(Closed) Cost difference between Buffet and Plated?

posted 7 years ago in Food
Post # 4
598 posts
Busy bee

Our buffet is quite more expensive. There is more food overall (people can go for seconds) and more variety, so I think it makes sense. We went with buffet over plated. 

Post # 5
7652 posts
Bumble Beekeeper
  • Wedding: June 2013

I don’t remember the price difference at our venue but I do remember that the buffet was more expensive. The price difference varied between venues, however, most venues charged more per person for the buffet. I was very surprised by this as I had always heard/assumed that a buffet is cheaper.

All of the buffet weddings I have attended had a plated salad before the buffet opened.


Post # 6
11535 posts
Sugar Beekeeper
  • Wedding: May 2009

The price of a buffet at our venue was more expensive than that of a plated dinner (which I preferred and which we had) featuring the same meal.

The reasoning behind this is that the last person who reaches a buffet is not going to be taking the last filet, the last seafood entree, or the last mound of mashed potatoes, etc. there.  Rather, a buffet still needs to be amply supplied even when the last few guests reach it.

Post # 9
2075 posts
Buzzing bee
  • Wedding: June 2014 - British Columbia

View original reply
@peonyinlove:  I just flagged your thread, so that a moderator can move it to food. 🙂

I am doing buffet. At my venue in BC, it would cost about $26 to $29 CAD (before gratuities, PST and GST) per person. If I did plated service, it probably would have been what catering companies within the city would’ve charged: $40 to $50+ per person (before gratuities and GST). $26 is for one meat option and $29 is for two meat options. I’m having warm salmon and Alberta prime rib for meat options.

I think you should check to see how much it would cost for refills of a thing. Normally, you would let the caterer know how many guests are there. Then, they budget for it. So, if your guests eat more of one item, you might have to pay $20+ to refill the tray.

Hope this is helpful!

Post # 10
164 posts
Blushing bee
  • Wedding: September 2014

I’m not a fan of buffets, so we are doing plated. It was about the same cost which surprised me to as I always assumed plated was more.

Post # 11
1979 posts
Buzzing bee
  • Wedding: November 2014

View original reply
@peonyinlove:  At our venue, plated is $10/person more than buffet and they said that money pays for the extra servers they need. FI insists on a plater dinner.
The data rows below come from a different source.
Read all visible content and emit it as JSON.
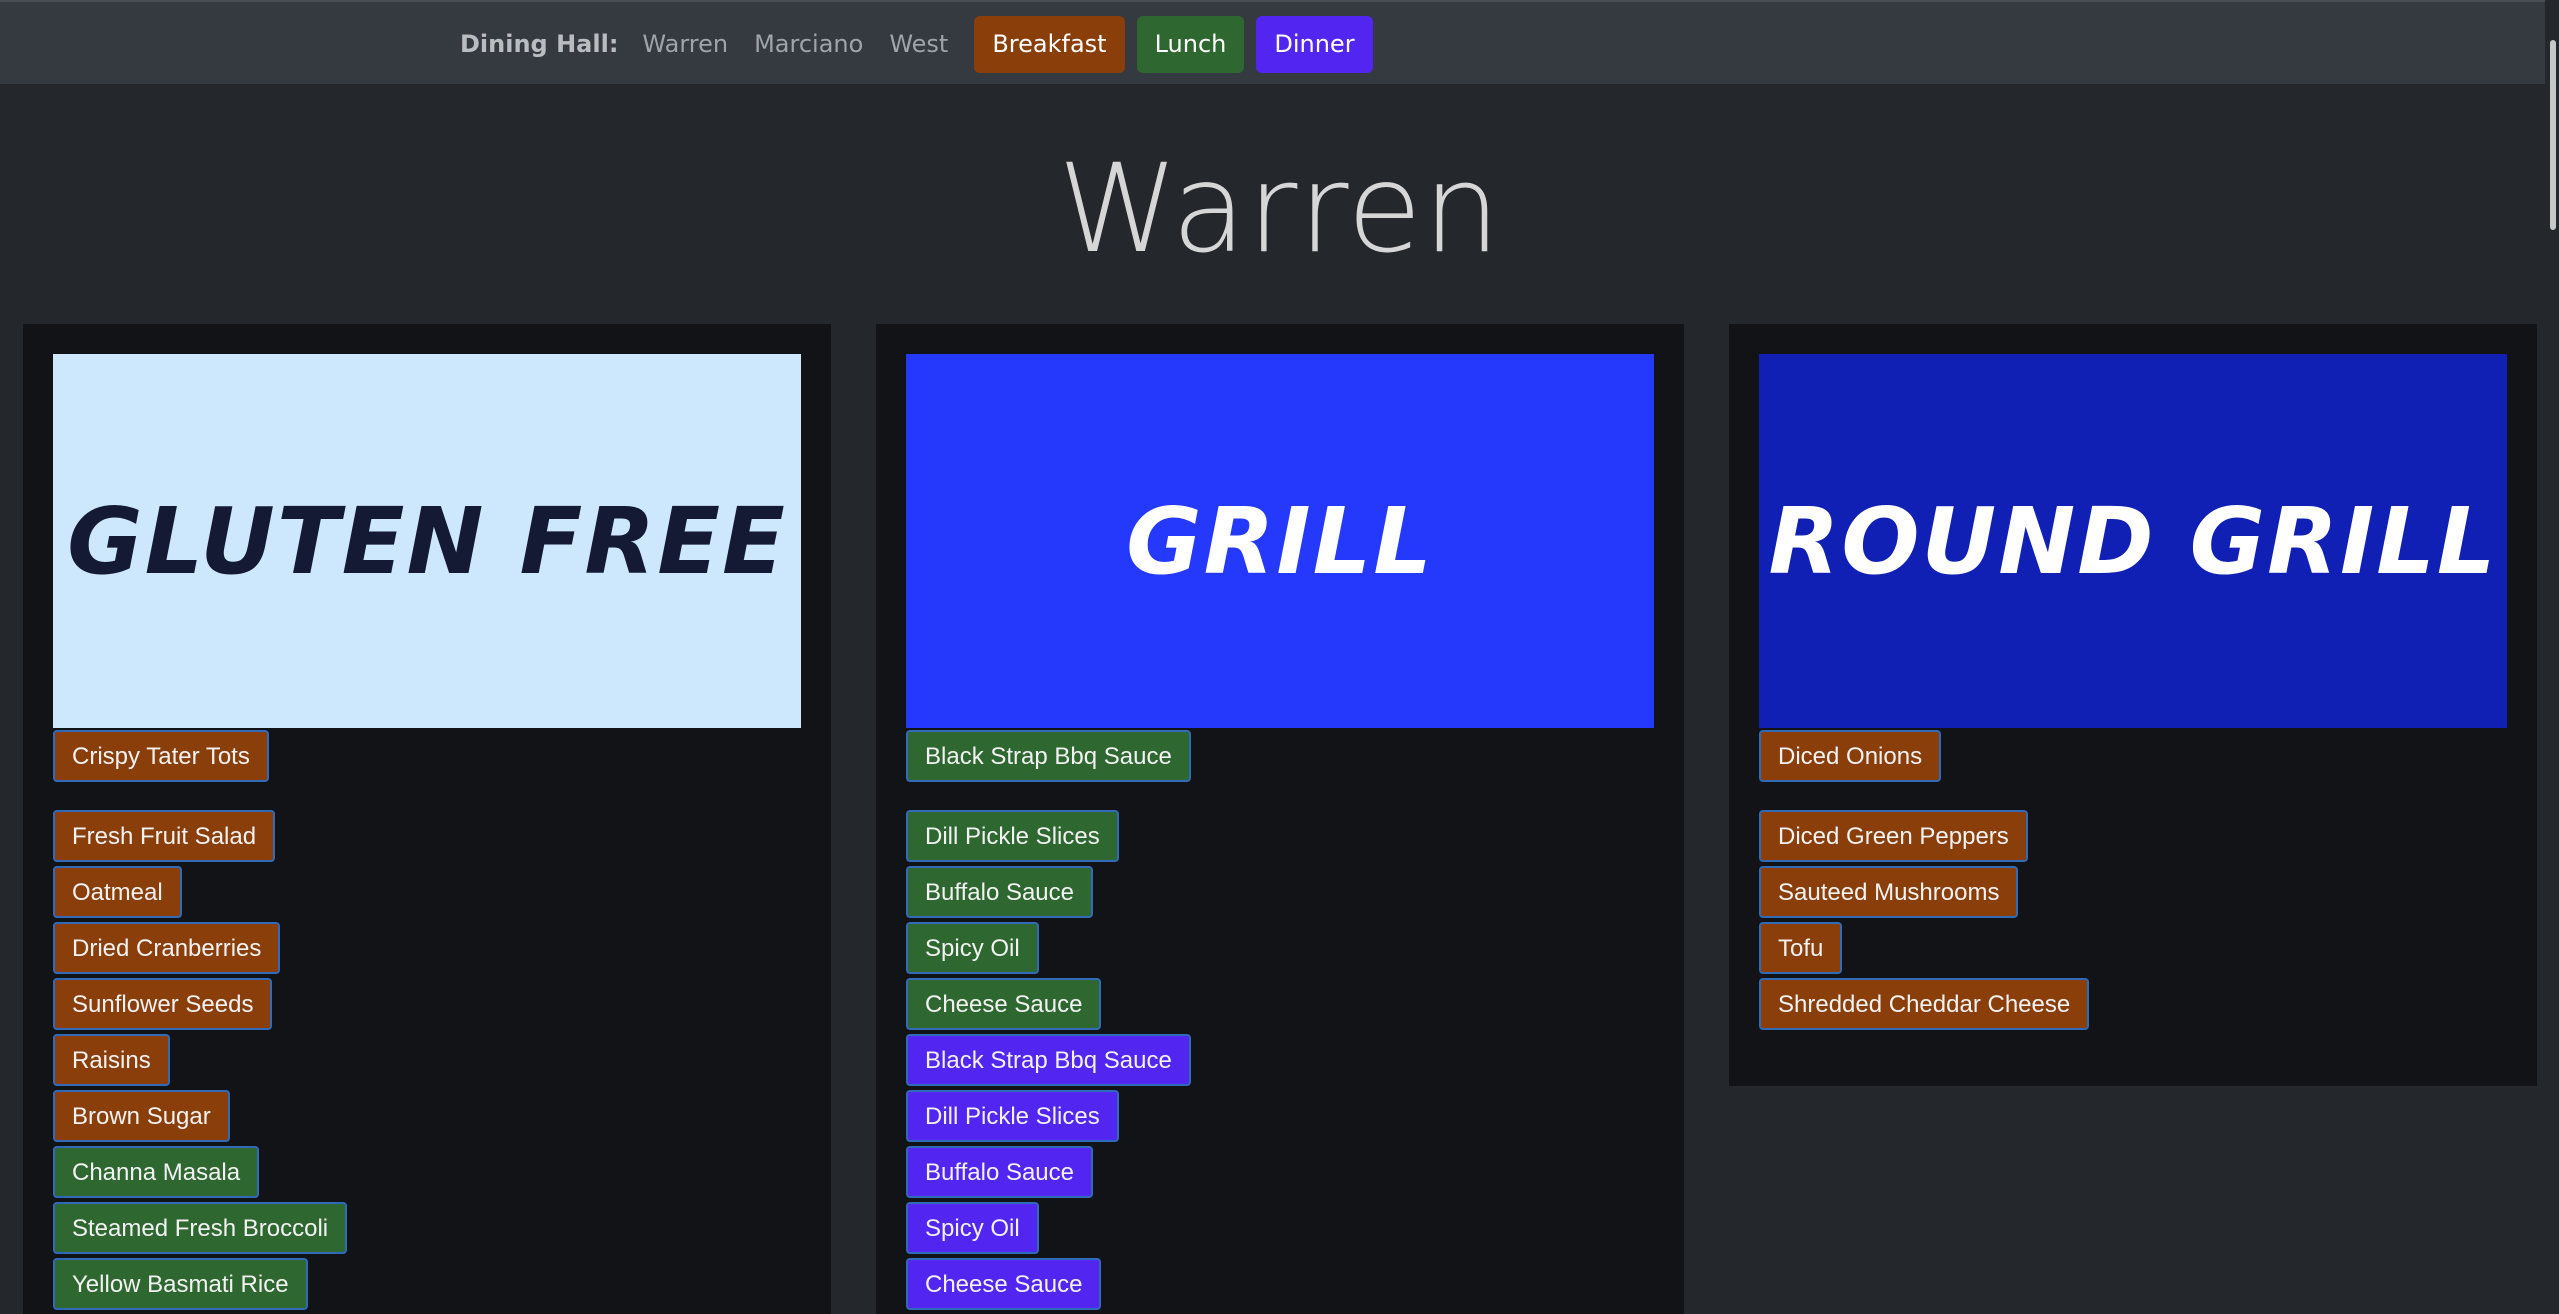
{
  "nav": {
    "brand": "Dining Hall:",
    "halls": [
      "Warren",
      "Marciano",
      "West"
    ],
    "meals": [
      {
        "label": "Breakfast",
        "color": "#8a3f0a"
      },
      {
        "label": "Lunch",
        "color": "#2f6731"
      },
      {
        "label": "Dinner",
        "color": "#5226f0"
      }
    ]
  },
  "page": {
    "title": "Warren"
  },
  "stations": [
    {
      "name": "GLUTEN FREE",
      "banner_bg": "#cde7fd",
      "banner_fg": "#141a33",
      "items": [
        {
          "label": "Crispy Tater Tots",
          "meal": "breakfast"
        },
        {
          "label": "Fresh Fruit Salad",
          "meal": "breakfast"
        },
        {
          "label": "Oatmeal",
          "meal": "breakfast"
        },
        {
          "label": "Dried Cranberries",
          "meal": "breakfast"
        },
        {
          "label": "Sunflower Seeds",
          "meal": "breakfast"
        },
        {
          "label": "Raisins",
          "meal": "breakfast"
        },
        {
          "label": "Brown Sugar",
          "meal": "breakfast"
        },
        {
          "label": "Channa Masala",
          "meal": "lunch"
        },
        {
          "label": "Steamed Fresh Broccoli",
          "meal": "lunch"
        },
        {
          "label": "Yellow Basmati Rice",
          "meal": "lunch"
        }
      ]
    },
    {
      "name": "GRILL",
      "banner_bg": "#2439fb",
      "banner_fg": "#ffffff",
      "items": [
        {
          "label": "Black Strap Bbq Sauce",
          "meal": "lunch"
        },
        {
          "label": "Dill Pickle Slices",
          "meal": "lunch"
        },
        {
          "label": "Buffalo Sauce",
          "meal": "lunch"
        },
        {
          "label": "Spicy Oil",
          "meal": "lunch"
        },
        {
          "label": "Cheese Sauce",
          "meal": "lunch"
        },
        {
          "label": "Black Strap Bbq Sauce",
          "meal": "dinner"
        },
        {
          "label": "Dill Pickle Slices",
          "meal": "dinner"
        },
        {
          "label": "Buffalo Sauce",
          "meal": "dinner"
        },
        {
          "label": "Spicy Oil",
          "meal": "dinner"
        },
        {
          "label": "Cheese Sauce",
          "meal": "dinner"
        }
      ]
    },
    {
      "name": "ROUND GRILL",
      "banner_bg": "#1020b4",
      "banner_fg": "#ffffff",
      "items": [
        {
          "label": "Diced Onions",
          "meal": "breakfast"
        },
        {
          "label": "Diced Green Peppers",
          "meal": "breakfast"
        },
        {
          "label": "Sauteed Mushrooms",
          "meal": "breakfast"
        },
        {
          "label": "Tofu",
          "meal": "breakfast"
        },
        {
          "label": "Shredded Cheddar Cheese",
          "meal": "breakfast"
        }
      ]
    }
  ]
}
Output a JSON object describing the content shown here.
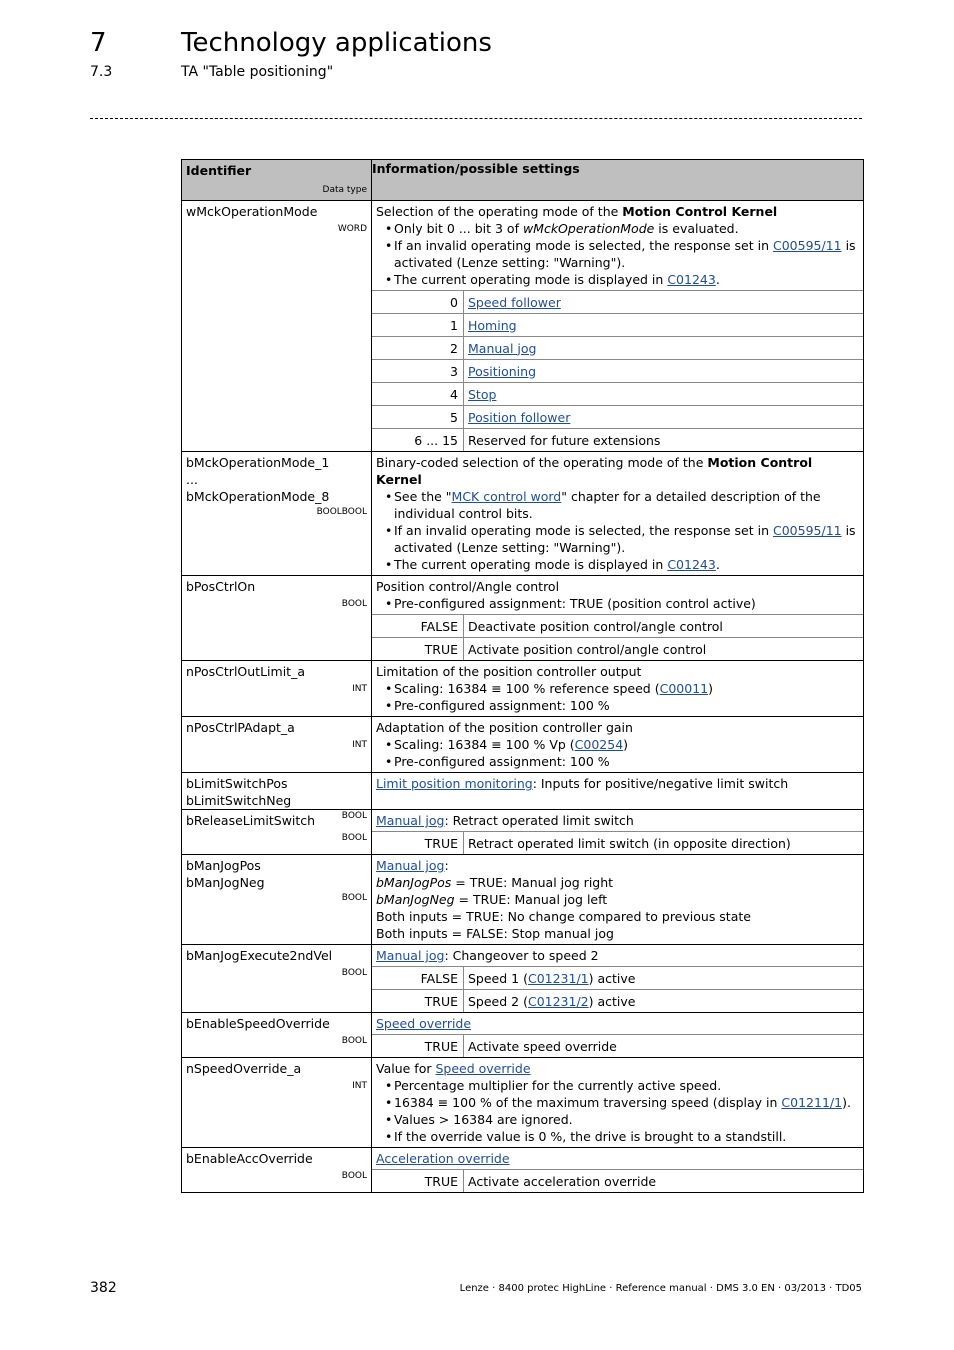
{
  "header": {
    "chapter_number": "7",
    "chapter_title": "Technology applications",
    "section_number": "7.3",
    "section_title": "TA \"Table positioning\""
  },
  "table": {
    "col_identifier": "Identifier",
    "col_data_type": "Data type",
    "col_info": "Information/possible settings",
    "rows": [
      {
        "id_lines": [
          "wMckOperationMode"
        ],
        "type": "WORD",
        "intro": [
          "Selection of the operating mode of the ",
          "Motion Control Kernel"
        ],
        "bullets": [
          [
            "Only bit 0 ... bit 3 of ",
            "wMckOperationMode",
            " is evaluated."
          ],
          [
            "If an invalid operating mode is selected, the response set in ",
            "C00595/11",
            " is activated (Lenze setting: \"Warning\")."
          ],
          [
            "The current operating mode is displayed in ",
            "C01243",
            "."
          ]
        ],
        "values": [
          {
            "v": "0",
            "d": "Speed follower",
            "link": true
          },
          {
            "v": "1",
            "d": "Homing",
            "link": true
          },
          {
            "v": "2",
            "d": "Manual jog",
            "link": true
          },
          {
            "v": "3",
            "d": "Positioning",
            "link": true
          },
          {
            "v": "4",
            "d": "Stop",
            "link": true
          },
          {
            "v": "5",
            "d": "Position follower",
            "link": true
          },
          {
            "v": "6 ... 15",
            "d": "Reserved for future extensions",
            "link": false
          }
        ]
      },
      {
        "id_lines": [
          "bMckOperationMode_1",
          "...",
          "bMckOperationMode_8"
        ],
        "type": "BOOLBOOL",
        "intro": [
          "Binary-coded selection of the operating mode of the ",
          "Motion Control Kernel"
        ],
        "bullets": [
          [
            "See the \"",
            "MCK control word",
            "\" chapter for a detailed description of the individual control bits."
          ],
          [
            "If an invalid operating mode is selected, the response set in ",
            "C00595/11",
            " is activated (Lenze setting: \"Warning\")."
          ],
          [
            "The current operating mode is displayed in ",
            "C01243",
            "."
          ]
        ]
      },
      {
        "id_lines": [
          "bPosCtrlOn"
        ],
        "type": "BOOL",
        "intro_plain": "Position control/Angle control",
        "bullets_plain": [
          "Pre-configured assignment: TRUE (position control active)"
        ],
        "values": [
          {
            "v": "FALSE",
            "d": "Deactivate position control/angle control"
          },
          {
            "v": "TRUE",
            "d": "Activate position control/angle control"
          }
        ]
      },
      {
        "id_lines": [
          "nPosCtrlOutLimit_a"
        ],
        "type": "INT",
        "intro_plain": "Limitation of the position controller output",
        "bullets": [
          [
            "Scaling: 16384 ≡ 100 % reference speed (",
            "C00011",
            ")"
          ],
          [
            "Pre-configured assignment: 100 %",
            "",
            ""
          ]
        ]
      },
      {
        "id_lines": [
          "nPosCtrlPAdapt_a"
        ],
        "type": "INT",
        "intro_plain": "Adaptation of the position controller gain",
        "bullets": [
          [
            "Scaling: 16384 ≡ 100 % Vp (",
            "C00254",
            ")"
          ],
          [
            "Pre-configured assignment: 100 %",
            "",
            ""
          ]
        ]
      },
      {
        "id_lines": [
          "bLimitSwitchPos",
          "bLimitSwitchNeg"
        ],
        "type": "BOOL",
        "link_intro": [
          "Limit position monitoring",
          ": Inputs for positive/negative limit switch"
        ]
      },
      {
        "id_lines": [
          "bReleaseLimitSwitch"
        ],
        "type": "BOOL",
        "link_intro": [
          "Manual jog",
          ": Retract operated limit switch"
        ],
        "values": [
          {
            "v": "TRUE",
            "d": "Retract operated limit switch (in opposite direction)"
          }
        ]
      },
      {
        "id_lines": [
          "bManJogPos",
          "bManJogNeg"
        ],
        "type": "BOOL",
        "link_intro": [
          "Manual jog",
          ":"
        ],
        "lines": [
          [
            "bManJogPos",
            " = TRUE: Manual jog right"
          ],
          [
            "bManJogNeg",
            " = TRUE: Manual jog left"
          ],
          [
            "",
            "Both inputs = TRUE: No change compared to previous state"
          ],
          [
            "",
            "Both inputs = FALSE: Stop manual jog"
          ]
        ]
      },
      {
        "id_lines": [
          "bManJogExecute2ndVel"
        ],
        "type": "BOOL",
        "link_intro": [
          "Manual jog",
          ": Changeover to speed 2"
        ],
        "values": [
          {
            "v": "FALSE",
            "d_pre": "Speed 1 (",
            "d_link": "C01231/1",
            "d_post": ") active"
          },
          {
            "v": "TRUE",
            "d_pre": "Speed 2 (",
            "d_link": "C01231/2",
            "d_post": ") active"
          }
        ]
      },
      {
        "id_lines": [
          "bEnableSpeedOverride"
        ],
        "type": "BOOL",
        "link_intro": [
          "Speed override",
          ""
        ],
        "values": [
          {
            "v": "TRUE",
            "d": "Activate speed override"
          }
        ]
      },
      {
        "id_lines": [
          "nSpeedOverride_a"
        ],
        "type": "INT",
        "intro_mixed": [
          "Value for ",
          "Speed override"
        ],
        "bullets": [
          [
            "Percentage multiplier for the currently active speed.",
            "",
            ""
          ],
          [
            "16384 ≡ 100 % of the maximum traversing speed (display in ",
            "C01211/1",
            ")."
          ],
          [
            "Values > 16384 are ignored.",
            "",
            ""
          ],
          [
            "If the override value is 0 %, the drive is brought to a standstill.",
            "",
            ""
          ]
        ]
      },
      {
        "id_lines": [
          "bEnableAccOverride"
        ],
        "type": "BOOL",
        "link_intro": [
          "Acceleration override",
          ""
        ],
        "values": [
          {
            "v": "TRUE",
            "d": "Activate acceleration override"
          }
        ]
      }
    ]
  },
  "footer": {
    "page_number": "382",
    "doc_info": "Lenze · 8400 protec HighLine · Reference manual · DMS 3.0 EN · 03/2013 · TD05"
  },
  "colors": {
    "link": "#1f4e96",
    "header_bg": "#bfbfbf"
  }
}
It didn’t seem substantial to us- though in context, the smallest package at our venue is $100/person- though that is for the venue for ceremony and reception, tables, chiavari chairs, linens, month of and day of coordination, cake cutting included, and a pianist for the ceremony in addition to appetizers and dinner. 

Post # 14
1197 posts
Bumble bee
  • Wedding: August 2014

A lot of buffet options at our venue are much more expensive than plated dinners!  We are leaning towards buffet, but it’s not set in stone.  From what I’ve heard, fees for waitstaff can really add up with plated dinners, so that’s something to consider in calculating the final cost.

Post # 15
6013 posts
Bee Keeper
  • Wedding: March 2012

I think the difference in the Buffet & Plated at our venu was 10.00 per person.  Plus we had around 12 kids there, so she had pasta for them (we went buffet) and only charged 1/2 price for them.  She also let us take the extra food with us, because she heard people were coming back to our house (i had no idea that the food was coming, she had my cousin help back up the food).  

Also the plated was only once choice of protien, either all got chicken or all got roast beef, with the buffet we got both. Also we had salad, string beans, mash potatoes. We got very lucky that DH found our venue 😀 

Post # 16
2075 posts
Buzzing bee
  • Wedding: June 2014 - British Columbia

Here’s how I decided on buffet versus plated — aside from the cost differences:

Buffet Pros:
– Your guests can mingle with each other; talk during the line-up
– Your guests are really hungry; plated portions might not be enough
– You can interact with your guests by having table games of seeing which table gets to go first. (Embarrass them with the chicken-dance, if you wished to; this is something I am totally considering!)
– Your guests could be picky eaters and they won’t go hungry because they can pick more of an item than they would with plated dinners.

Buffet Cons:
– Lots of food could be wasted if you ordered something you had THOUGHT your guests would like
– If your guests are vegetarian or have dietary constraints, they might not have too much options. (But this can be mitigated by talking to the caterers or venue coordinator way ahead of time)
– People getting up and going to the buffet table constantly during speeches and other reception activities could be potentially disruptive.
– Possible awkward moments for family members (who don’t like one another) when they’re in the line-up together — when they’re strategically placed in different tables, but end up bumping into one another.

I also shared the menu options with my family — just to get a feeler of who likes what since they would know other family members better than I do!